Cuts to government spending could impact public service employment if a review finds any "waste", Principal Permanent Secretary Mario Cutajar has acknowledged.
The head of the civil service was speaking after Finance Minister Clyde Caruana confirmed a review on expenditure was underway to mitigate the impact of energy subsidies on public finances.
During a news conference on Tuesday as part of Public Service Week, Cutajar said that the internal review aims to safeguard essential public service while addressing “what we can do without in these circumstances”.
“Cost-cutting could impact the public service in many ways,” he said.

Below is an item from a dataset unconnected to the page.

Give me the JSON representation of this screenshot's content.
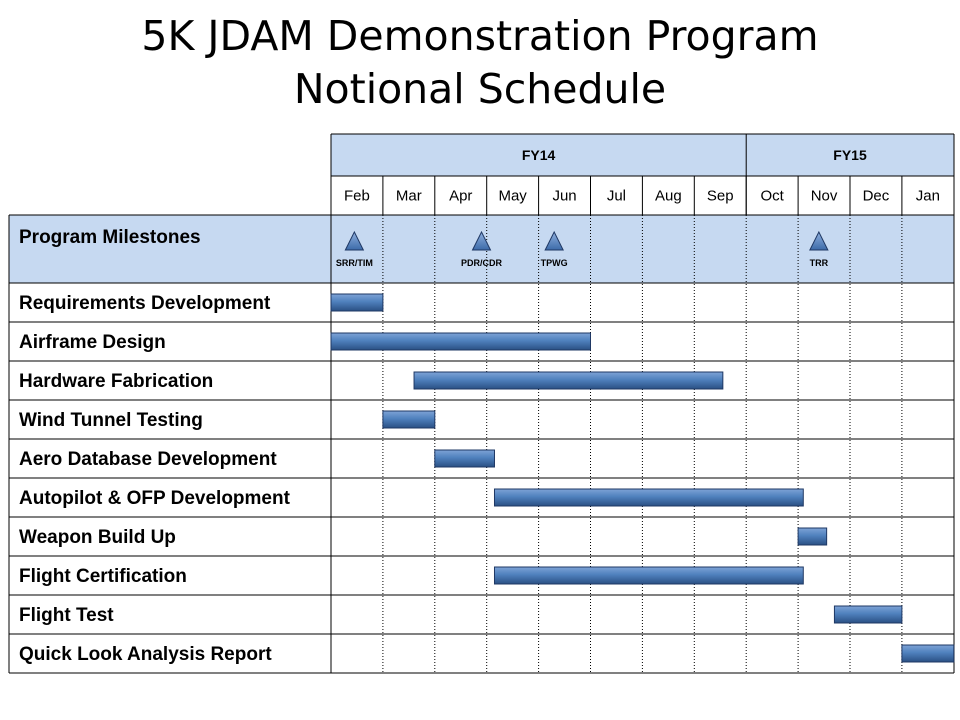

“It could impact employment and work processes. But there must most definitely be cost-cutting where there is waste.”
The government has pledged to keep energy and fuel prices stable even though the war in Ukraine is driving up the costs of oil and gas internationally.
However, Malta registered a deficit of €1.2 billion last year, or the equivalent of eight per cent of GDP, with Central Bank Governor Edward Scicluna warning the government to not lose sight of its commitment to reduce it.

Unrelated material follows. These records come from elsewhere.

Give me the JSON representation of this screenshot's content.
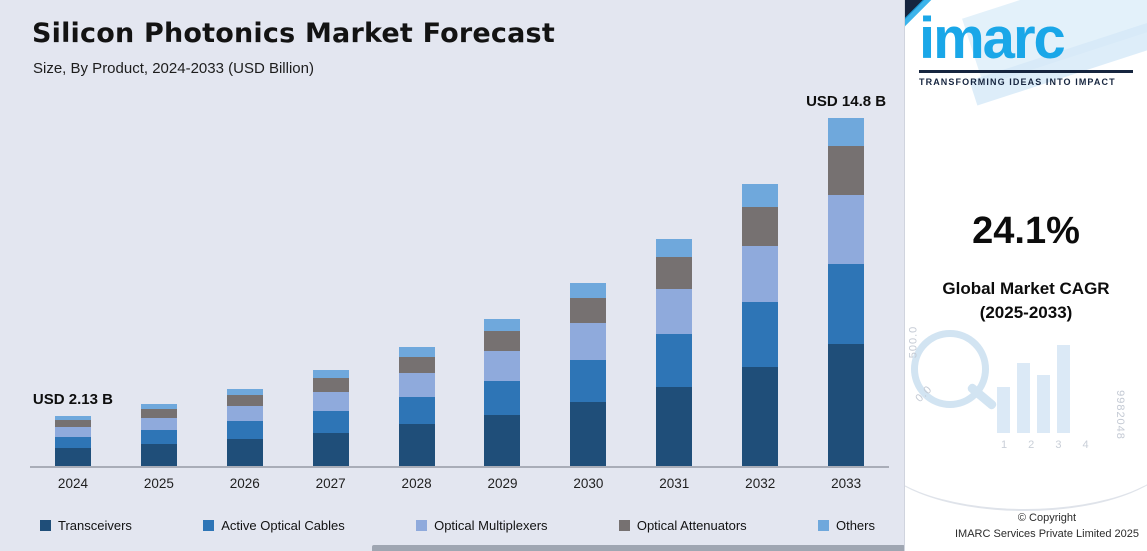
{
  "header": {
    "title": "Silicon Photonics Market Forecast",
    "subtitle": "Size, By Product, 2024-2033 (USD Billion)"
  },
  "chart_data": {
    "type": "bar",
    "stacked": true,
    "title": "Silicon Photonics Market Forecast",
    "subtitle": "Size, By Product, 2024-2033 (USD Billion)",
    "xlabel": "",
    "ylabel": "USD Billion",
    "legend_position": "bottom",
    "grid": false,
    "categories": [
      "2024",
      "2025",
      "2026",
      "2027",
      "2028",
      "2029",
      "2030",
      "2031",
      "2032",
      "2033"
    ],
    "totals": [
      2.13,
      2.64,
      3.28,
      4.07,
      5.05,
      6.27,
      7.78,
      9.66,
      11.99,
      14.8
    ],
    "series": [
      {
        "name": "Transceivers",
        "color": "#1f4e79",
        "values": [
          0.75,
          0.92,
          1.15,
          1.42,
          1.77,
          2.19,
          2.72,
          3.38,
          4.2,
          5.18
        ]
      },
      {
        "name": "Active Optical Cables",
        "color": "#2e75b6",
        "values": [
          0.49,
          0.61,
          0.75,
          0.94,
          1.16,
          1.44,
          1.79,
          2.22,
          2.76,
          3.4
        ]
      },
      {
        "name": "Optical Multiplexers",
        "color": "#8faadc",
        "values": [
          0.43,
          0.53,
          0.66,
          0.81,
          1.01,
          1.25,
          1.56,
          1.93,
          2.4,
          2.96
        ]
      },
      {
        "name": "Optical Attenuators",
        "color": "#767171",
        "values": [
          0.3,
          0.37,
          0.46,
          0.57,
          0.71,
          0.88,
          1.09,
          1.35,
          1.68,
          2.07
        ]
      },
      {
        "name": "Others",
        "color": "#6fa8dc",
        "values": [
          0.17,
          0.21,
          0.26,
          0.33,
          0.4,
          0.5,
          0.62,
          0.77,
          0.96,
          1.18
        ]
      }
    ],
    "annotations": [
      {
        "category_index": 0,
        "text": "USD 2.13 B"
      },
      {
        "category_index": 9,
        "text": "USD 14.8 B"
      }
    ]
  },
  "sidebar": {
    "logo_text": "imarc",
    "tagline": "TRANSFORMING IDEAS INTO IMPACT",
    "cagr_value": "24.1%",
    "cagr_label_line1": "Global Market CAGR",
    "cagr_label_line2": "(2025-2033)",
    "copyright_line1": "© Copyright",
    "copyright_line2": "IMARC Services Private Limited 2025",
    "decorative": [
      "500.0",
      "0.0",
      "9982048",
      "1 2 3 4"
    ]
  },
  "colors": {
    "background": "#e3e6f0",
    "axis": "#a9adb8",
    "logo_blue": "#1aa7e8",
    "navy": "#16253f"
  }
}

According to the Central Bank’s projections, the country’s deficit is expected to decline to 6.2 per cent of GDP by this year, narrowing to 3.3 per cent by 2024.
Cutajar said the public service itself would carry out and implement cuts, but would not say where wastage was happening before the necessary exercise is carried out.
Public officials to get AI training
He was speaking during an event at the Malta Fairs and Conventions Centre in Ta’ Qali, during which an agreement was signed to train public officers in artificial intelligence.
The agreement is a memorandum of understanding between the University of Malta, MCAST, the eSkills Malta Foundation, the Institute for the Public Services, and the Office of the Prime Minister and covers a three-year period.
Cutajar said the training will help public officials offer a better service to their clients. This is part of the five-year strategy in place for the sector.
Rector Alfred Vella said the University of Malta had long been focusing on research in the AI sector and this form of technology could help solve the problems of a complex country.
James Calleja, MCAST principal, said it was an opportunity for growth while eSkills Malta Foundation’s chief administrator, Carm Cachia, said it would assist with training.